GPU-Accelerated Policy Optimization via Batch Automatic Differentiation of Gaussian Processes for Real-World Control
This work addresses scalability issues in real-world robotics control, though it is incremental as it builds on existing GP and optimization techniques.
The paper tackled the computational bottleneck of Gaussian processes in policy optimization for robotics by developing a GPU-accelerated method using batch processing and automatic differentiation, achieving significant speedups and scalability to thousands of trajectories with sublinear performance drops.

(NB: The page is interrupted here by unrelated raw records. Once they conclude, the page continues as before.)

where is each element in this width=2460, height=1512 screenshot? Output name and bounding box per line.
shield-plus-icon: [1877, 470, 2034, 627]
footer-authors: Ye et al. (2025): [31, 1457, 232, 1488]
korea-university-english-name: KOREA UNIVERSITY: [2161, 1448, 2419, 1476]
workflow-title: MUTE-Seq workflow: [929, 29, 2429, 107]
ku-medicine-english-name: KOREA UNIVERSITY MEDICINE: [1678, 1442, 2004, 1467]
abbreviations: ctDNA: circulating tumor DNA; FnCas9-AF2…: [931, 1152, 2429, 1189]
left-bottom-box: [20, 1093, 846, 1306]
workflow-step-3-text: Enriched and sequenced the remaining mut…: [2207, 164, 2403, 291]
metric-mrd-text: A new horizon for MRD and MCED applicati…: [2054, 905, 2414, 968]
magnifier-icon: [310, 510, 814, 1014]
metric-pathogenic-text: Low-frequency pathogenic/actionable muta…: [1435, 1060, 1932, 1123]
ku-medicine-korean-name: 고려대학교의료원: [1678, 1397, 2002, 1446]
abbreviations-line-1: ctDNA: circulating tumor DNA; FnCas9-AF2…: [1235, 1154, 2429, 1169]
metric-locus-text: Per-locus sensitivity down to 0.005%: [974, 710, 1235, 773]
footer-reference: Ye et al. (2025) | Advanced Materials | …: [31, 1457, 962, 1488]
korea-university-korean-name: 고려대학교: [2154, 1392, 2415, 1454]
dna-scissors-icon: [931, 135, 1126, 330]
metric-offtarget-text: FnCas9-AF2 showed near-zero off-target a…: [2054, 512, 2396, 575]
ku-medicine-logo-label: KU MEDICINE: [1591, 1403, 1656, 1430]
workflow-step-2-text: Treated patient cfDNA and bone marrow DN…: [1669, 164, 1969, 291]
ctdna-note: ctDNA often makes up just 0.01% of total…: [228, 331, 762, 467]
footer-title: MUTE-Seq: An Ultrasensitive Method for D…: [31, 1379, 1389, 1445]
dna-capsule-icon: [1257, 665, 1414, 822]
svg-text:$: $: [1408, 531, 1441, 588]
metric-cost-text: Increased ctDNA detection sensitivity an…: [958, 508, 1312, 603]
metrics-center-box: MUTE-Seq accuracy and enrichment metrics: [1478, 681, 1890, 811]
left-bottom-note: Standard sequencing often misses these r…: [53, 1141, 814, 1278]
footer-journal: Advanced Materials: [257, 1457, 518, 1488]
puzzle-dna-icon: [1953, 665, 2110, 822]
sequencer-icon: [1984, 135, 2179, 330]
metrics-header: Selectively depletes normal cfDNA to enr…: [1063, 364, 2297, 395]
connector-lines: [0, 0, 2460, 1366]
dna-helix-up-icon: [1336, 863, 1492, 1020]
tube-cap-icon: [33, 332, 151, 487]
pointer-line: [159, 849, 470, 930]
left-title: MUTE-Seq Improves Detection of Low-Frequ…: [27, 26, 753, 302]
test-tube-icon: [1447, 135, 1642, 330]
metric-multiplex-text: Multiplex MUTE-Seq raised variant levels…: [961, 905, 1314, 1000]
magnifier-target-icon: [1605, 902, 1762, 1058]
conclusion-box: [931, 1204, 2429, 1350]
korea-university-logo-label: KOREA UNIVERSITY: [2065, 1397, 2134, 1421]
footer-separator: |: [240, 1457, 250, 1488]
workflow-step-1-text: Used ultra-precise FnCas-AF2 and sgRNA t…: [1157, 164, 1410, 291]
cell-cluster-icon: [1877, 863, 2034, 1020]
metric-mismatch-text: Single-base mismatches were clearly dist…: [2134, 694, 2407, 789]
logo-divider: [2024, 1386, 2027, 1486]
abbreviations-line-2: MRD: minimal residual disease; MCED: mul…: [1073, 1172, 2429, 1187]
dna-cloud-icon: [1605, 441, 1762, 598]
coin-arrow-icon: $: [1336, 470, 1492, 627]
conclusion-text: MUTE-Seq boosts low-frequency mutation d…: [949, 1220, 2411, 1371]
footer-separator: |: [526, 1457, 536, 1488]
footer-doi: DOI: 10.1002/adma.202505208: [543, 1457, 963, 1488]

The ability of Gaussian processes (GPs) to predict the behavior of dynamical systems as a more sample-efficient alternative to parametric models seems promising for real-world robotics research. However, the computational complexity of GPs has made policy search a highly time and memory consuming process that has not been able to scale to larger problems. In this work, we develop a policy optimization method by leveraging fast predictive sampling methods to process batches of trajectories in every forward pass, and compute gradient updates over policy parameters by automatic differentiation of Monte Carlo evaluations, all on GPU. We demonstrate the effectiveness of our approach in training policies on a set of reference-tracking control experiments with a heavy-duty machine. Benchmark results show a significant speedup over exact methods and showcase the scalability of our method to larger policy networks, longer horizons, and up to thousands of trajectories with a sublinear drop in speed.